Location-based social networks, like Foursquare, Gowalla, Brightkite and Loopt, allow users to share their location with their friends. If I stop by a grocery story or a bar, I can tell my friends where I'm at.
It sounds goofy in the abstract, but it's actually a really useful service. If you live in a bustling area like I do, odds are you're pretty busy. So are all your friends. It's difficult to keep on top of what everyone is doing. With Foursquare -- the location-based service I use most -- I can see if a friend is drinking in my nieghborhood, or if a friend is in a bar near me. Without much coordination, I can go hang out with said friend.
Since they are built around "checking-in" at restaurants, bars, and stores, location-based services provide a great commercial opportunity for small businesses. For example, if I check into one bar, the bar next door could offer me a dollar-off beer through the app, and entice me to leave and head over to them. Or if I'm standing in a neighborhood, I can open up one of these apps see what's around and what sweet deals they're offering.
You're probably (hopefully) thinking, "Okay, all that sounds great. Why did you tell me not to get excited?!" Because, as of right now, only a handful of people are using them. A new study just revealed that 93 percent of people haven't even heard of these location based networks.
I recently spoke with a digital executive who works with smaller 'local' business like restaurants, bars, and SMBs. He said that small businesses are getting a 6-10 calls a week from people promising to get them better performance on the web. Between Google, Yelp, Facebook, Twitter, and dozens of other opportunities, it's tough for a small business owner to figure out what matters and what's going to help them the most.

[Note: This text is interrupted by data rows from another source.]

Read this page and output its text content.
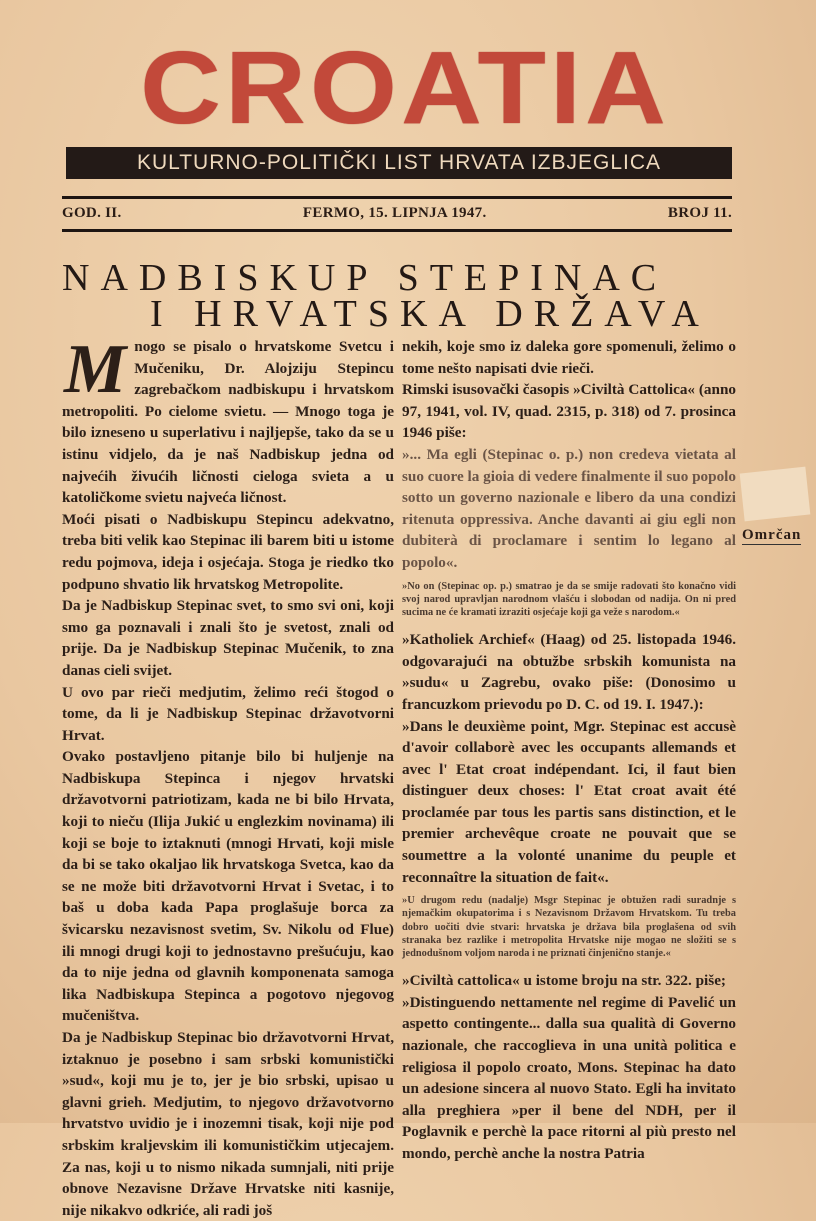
CROATIA
KULTURNO-POLITIČKI LIST HRVATA IZBJEGLICA
GOD. II.	FERMO, 15. LIPNJA 1947.	BROJ 11.
NADBISKUP STEPINAC
I HRVATSKA DRŽAVA

Mnogo se pisalo o hrvatskome Svetcu i Mučeniku, Dr. Alojziju Stepincu zagrebačkom nadbiskupu i hrvatskom metropoliti. Po cielome svietu. — Mnogo toga je bilo izneseno u superlativu i najljepše, tako da se u istinu vidjelo, da je naš Nadbiskup jedna od najvećih živućih ličnosti cieloga svieta a u katoličkome svietu najveća ličnost.

Moći pisati o Nadbiskupu Stepincu adekvatno, treba biti velik kao Stepinac ili barem biti u istome redu pojmova, ideja i osjećaja. Stoga je riedko tko podpuno shvatio lik hrvatskog Metropolite.

Da je Nadbiskup Stepinac svet, to smo svi oni, koji smo ga poznavali i znali što je svetost, znali od prije. Da je Nadbiskup Stepinac Mučenik, to zna danas cieli svijet.

U ovo par rieči medjutim, želimo reći štogod o tome, da li je Nadbiskup Stepinac državotvorni Hrvat.

Ovako postavljeno pitanje bilo bi huljenje na Nadbiskupa Stepinca i njegov hrvatski državotvorni patriotizam, kada ne bi bilo Hrvata, koji to nieču (Ilija Jukić u englezkim novinama) ili koji se boje to iztaknuti (mnogi Hrvati, koji misle da bi se tako okaljao lik hrvatskoga Svetca, kao da se ne može biti državotvorni Hrvat i Svetac, i to baš u doba kada Papa proglašuje borca za švicarsku nezavisnost svetim, Sv. Nikolu od Flue) ili mnogi drugi koji to jednostavno prešućuju, kao da to nije jedna od glavnih komponenata samoga lika Nadbiskupa Stepinca a pogotovo njegovog mučeništva.

Da je Nadbiskup Stepinac bio državotvorni Hrvat, iztaknuo je posebno i sam srbski komunistički »sud«, koji mu je to, jer je bio srbski, upisao u glavni grieh. Medjutim, to njegovo državotvorno hrvatstvo uvidio je i inozemni tisak, koji nije pod srbskim kraljevskim ili komunističkim utjecajem. Za nas, koji u to nismo nikada sumnjali, niti prije obnove Nezavisne Države Hrvatske niti kasnije, nije nikakvo odkriće, ali radi još

nekih, koje smo iz daleka gore spomenuli, želimo o tome nešto napisati dvie rieči.

Rimski isusovački časopis »Civiltà Cattolica« (anno 97, 1941, vol. IV, quad. 2315, p. 318) od 7. prosinca 1946 piše:

»... Ma egli (Stepinac o. p.) non credeva vietata al suo cuore la gioia di vedere finalmente il suo popolo sotto un governo nazionale e libero da una condizi ritenuta oppressiva. Anche davanti ai giu egli non dubiterà di proclamare i sentim lo legano al popolo«.

»No on (Stepinac op. p.) smatrao je da se smije radovati što konačno vidi svoj narod upravljan narodnom vlašću i slobodan od nadija. On ni pred sucima ne će kramati izraziti osjećaje koji ga veže s narodom.«

»Katholiek Archief« (Haag) od 25. listopada 1946. odgovarajući na obtužbe srbskih komunista na »sudu« u Zagrebu, ovako piše: (Donosimo u francuzkom prievodu po D. C. od 19. I. 1947.):

»Dans le deuxième point, Mgr. Stepinac est accusè d'avoir collaborè avec les occupants allemands et avec l' Etat croat indépendant. Ici, il faut bien distinguer deux choses: l' Etat croat avait été proclamée par tous les partis sans distinction, et le premier archevêque croate ne pouvait que se soumettre a la volonté unanime du peuple et reconnaître la situation de fait«.

»U drugom redu (nadalje) Msgr Stepinac je obtužen radi suradnje s njemačkim okupatorima i s Nezavisnom Državom Hrvatskom. Tu treba dobro uočiti dvie stvari: hrvatska je država bila proglašena od svih stranaka bez razlike i metropolita Hrvatske nije mogao ne složiti se s jednodušnom voljom naroda i ne priznati činjenično stanje.«

»Civiltà cattolica« u istome broju na str. 322. piše;

»Distinguendo nettamente nel regime di Pavelić un aspetto contingente... dalla sua qualità di Governo nazionale, che raccoglieva in una unità politica e religiosa il popolo croato, Mons. Stepinac ha dato un adesione sincera al nuovo Stato. Egli ha invitato alla preghiera »per il bene del NDH, per il Poglavnik e perchè la pace ritorni al più presto nel mondo, perchè anche la nostra Patria

Omrčan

If you have time on your hands, then it's a good idea to check out these networks. For example, Foursquare has tools for managing your business on its site. But it's much more likely that you're too busy to just fiddle around with 'the next big thing.'
My advice: keep an eye on the space, but wait to see how things pan out. It's heavily fragmented, and, currently, there is no guarantee any of these companies are going to emerge victorious with tens of millions of users.
A nice way to hedge your bets: if you see customers in your establishment whipping out their smartphones, ask them if they're using these services. If they are, then find out how they use them, and if a deal would even matter to them. And take it from there.